Le peuple, dans sa grande majorité, se tait et dodeline de la tête. Le silence se fait complice. Le silence de la majorité étouffe le tapage d’une minorité. De ce silence naît la rumeur. De ce silence naît une nouvelle légende urbaine. Les médias ? Contrôlés. Les députés ? Prêts à vendre leur âme pour une « ouverture ». Les ministres ? Acceptent sans mot dire les feuilles de route que leur impose le monarque, en sa personne. Les débats parlementaires ? Le plus court chemin possible. Pas un coin du royaume n’est oublié des caciques. Les municipales ? Le roi veille et promulgue. L’Europe ? Le roi oppose. L’Afrique ? Le roi dispose.
Le président Georges W., grand ami du Roi, s’ébat sur les mots, le congrès se débat sur les maux. Le peuple constate et désapprouve. Le peuple se lève et impose. Il ne plébiscite plus son président. L’opposition retrouve son terrain de jeu. Elle exerce son droit de nuisance. Elle élève la voix. Elle menace. Elle négocie. Elle réussit comme elle échoue. Ce n’est pas faute d’avoir essayé. La société vit. Le pouls de l’hyper-puissance revit au rythme de sa population. Pendant que l’Amérique s’agite, plus loin, beaucoup plus loin, la France applaudit et plébiscite son roi. Seul bruit qui lui est autorisé dans le royaume. Le bruit des mains qui applaudissent.
Plus loin, beaucoup plus loin, la France s’éteint. À petits feux. Le peuple approuve. Acquiesce. Le monarque écarte la république et la remplace par le spectacle. Pour amuser le peuple. Les intellectuels se rangent. La rupture est consommée.

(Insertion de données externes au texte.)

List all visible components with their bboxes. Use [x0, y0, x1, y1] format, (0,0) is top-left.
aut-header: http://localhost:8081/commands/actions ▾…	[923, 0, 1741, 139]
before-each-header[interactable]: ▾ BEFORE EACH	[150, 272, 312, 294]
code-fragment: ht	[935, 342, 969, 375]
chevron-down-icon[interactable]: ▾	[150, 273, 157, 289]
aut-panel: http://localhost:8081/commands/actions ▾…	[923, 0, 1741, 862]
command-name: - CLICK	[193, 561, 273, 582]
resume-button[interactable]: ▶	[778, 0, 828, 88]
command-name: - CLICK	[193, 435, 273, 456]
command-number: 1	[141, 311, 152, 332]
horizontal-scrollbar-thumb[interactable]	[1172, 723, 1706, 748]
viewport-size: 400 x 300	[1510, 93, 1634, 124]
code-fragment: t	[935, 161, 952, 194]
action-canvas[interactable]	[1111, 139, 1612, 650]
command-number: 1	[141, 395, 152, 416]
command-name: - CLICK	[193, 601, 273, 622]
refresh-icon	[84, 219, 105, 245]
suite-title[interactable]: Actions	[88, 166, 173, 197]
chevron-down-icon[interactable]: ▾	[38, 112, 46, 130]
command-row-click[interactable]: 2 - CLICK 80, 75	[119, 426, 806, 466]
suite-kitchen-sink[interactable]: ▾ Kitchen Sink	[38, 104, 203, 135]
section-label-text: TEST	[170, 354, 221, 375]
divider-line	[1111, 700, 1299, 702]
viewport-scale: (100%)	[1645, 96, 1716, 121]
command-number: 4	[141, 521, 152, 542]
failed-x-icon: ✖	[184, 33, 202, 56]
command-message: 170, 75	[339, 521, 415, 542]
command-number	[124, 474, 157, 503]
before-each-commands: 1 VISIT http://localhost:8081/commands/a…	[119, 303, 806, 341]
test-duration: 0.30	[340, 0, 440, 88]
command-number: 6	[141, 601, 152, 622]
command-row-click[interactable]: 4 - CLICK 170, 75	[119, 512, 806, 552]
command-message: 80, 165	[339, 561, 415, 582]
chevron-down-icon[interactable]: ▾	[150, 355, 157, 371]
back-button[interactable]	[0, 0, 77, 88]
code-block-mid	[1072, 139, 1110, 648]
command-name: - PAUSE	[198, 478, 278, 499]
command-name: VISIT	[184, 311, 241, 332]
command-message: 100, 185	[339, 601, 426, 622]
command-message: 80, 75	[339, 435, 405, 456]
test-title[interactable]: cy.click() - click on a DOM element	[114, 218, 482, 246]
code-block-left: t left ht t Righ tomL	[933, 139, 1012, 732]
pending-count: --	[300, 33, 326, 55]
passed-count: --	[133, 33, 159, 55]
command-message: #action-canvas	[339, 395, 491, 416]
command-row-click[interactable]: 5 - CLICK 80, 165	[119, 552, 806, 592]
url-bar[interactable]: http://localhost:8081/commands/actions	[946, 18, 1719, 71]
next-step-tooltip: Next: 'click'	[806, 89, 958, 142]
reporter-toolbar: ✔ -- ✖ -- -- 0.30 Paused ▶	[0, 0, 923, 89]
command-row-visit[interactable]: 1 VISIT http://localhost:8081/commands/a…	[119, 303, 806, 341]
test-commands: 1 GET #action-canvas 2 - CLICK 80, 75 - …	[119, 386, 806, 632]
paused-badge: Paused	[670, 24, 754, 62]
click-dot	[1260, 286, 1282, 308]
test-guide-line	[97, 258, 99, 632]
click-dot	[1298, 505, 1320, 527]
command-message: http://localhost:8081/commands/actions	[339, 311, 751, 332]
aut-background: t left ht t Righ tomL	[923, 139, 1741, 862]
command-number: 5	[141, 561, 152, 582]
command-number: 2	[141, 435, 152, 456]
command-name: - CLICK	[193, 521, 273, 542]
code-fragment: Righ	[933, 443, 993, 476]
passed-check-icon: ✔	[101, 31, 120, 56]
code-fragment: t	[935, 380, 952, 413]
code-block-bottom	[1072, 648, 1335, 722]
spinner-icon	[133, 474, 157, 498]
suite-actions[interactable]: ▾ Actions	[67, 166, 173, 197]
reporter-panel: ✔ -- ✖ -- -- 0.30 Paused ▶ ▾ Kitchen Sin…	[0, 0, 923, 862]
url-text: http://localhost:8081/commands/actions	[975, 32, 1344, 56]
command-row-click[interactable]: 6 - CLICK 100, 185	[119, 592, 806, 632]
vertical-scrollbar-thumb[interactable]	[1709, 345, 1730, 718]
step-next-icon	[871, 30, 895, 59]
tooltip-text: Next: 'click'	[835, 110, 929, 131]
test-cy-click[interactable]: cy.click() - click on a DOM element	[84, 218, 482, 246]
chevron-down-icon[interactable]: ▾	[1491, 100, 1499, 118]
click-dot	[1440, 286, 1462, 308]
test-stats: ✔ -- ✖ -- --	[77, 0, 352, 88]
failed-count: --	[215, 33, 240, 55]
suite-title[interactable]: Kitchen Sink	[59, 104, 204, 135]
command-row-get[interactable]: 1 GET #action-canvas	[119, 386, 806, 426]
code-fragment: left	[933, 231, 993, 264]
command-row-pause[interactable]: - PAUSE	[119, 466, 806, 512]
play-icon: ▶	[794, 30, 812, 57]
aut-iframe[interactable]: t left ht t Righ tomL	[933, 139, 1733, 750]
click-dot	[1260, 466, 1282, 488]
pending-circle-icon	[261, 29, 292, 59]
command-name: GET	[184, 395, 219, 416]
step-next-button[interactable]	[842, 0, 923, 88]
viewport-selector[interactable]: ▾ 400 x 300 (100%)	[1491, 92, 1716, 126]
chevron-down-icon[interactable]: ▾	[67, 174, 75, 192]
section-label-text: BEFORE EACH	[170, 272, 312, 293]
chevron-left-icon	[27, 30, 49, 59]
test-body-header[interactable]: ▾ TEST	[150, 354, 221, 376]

Tocqueville avait bien raison : « Il n'y a que Dieu qui puisse sans danger être tout-puissant ». Intellectuels, politiques et artistes viennent de porter au Zénith leur voix pour faire entendre - haut et fort - leur dissidence et leur désaccord au monarque. Une pause qui réfléchit et qui montre - en cette France que nous aimons - un souffle de vie capable d'une rébellion - fort timide pour l'heure - qui l'a tant caractérisée au cours des derniers siècles.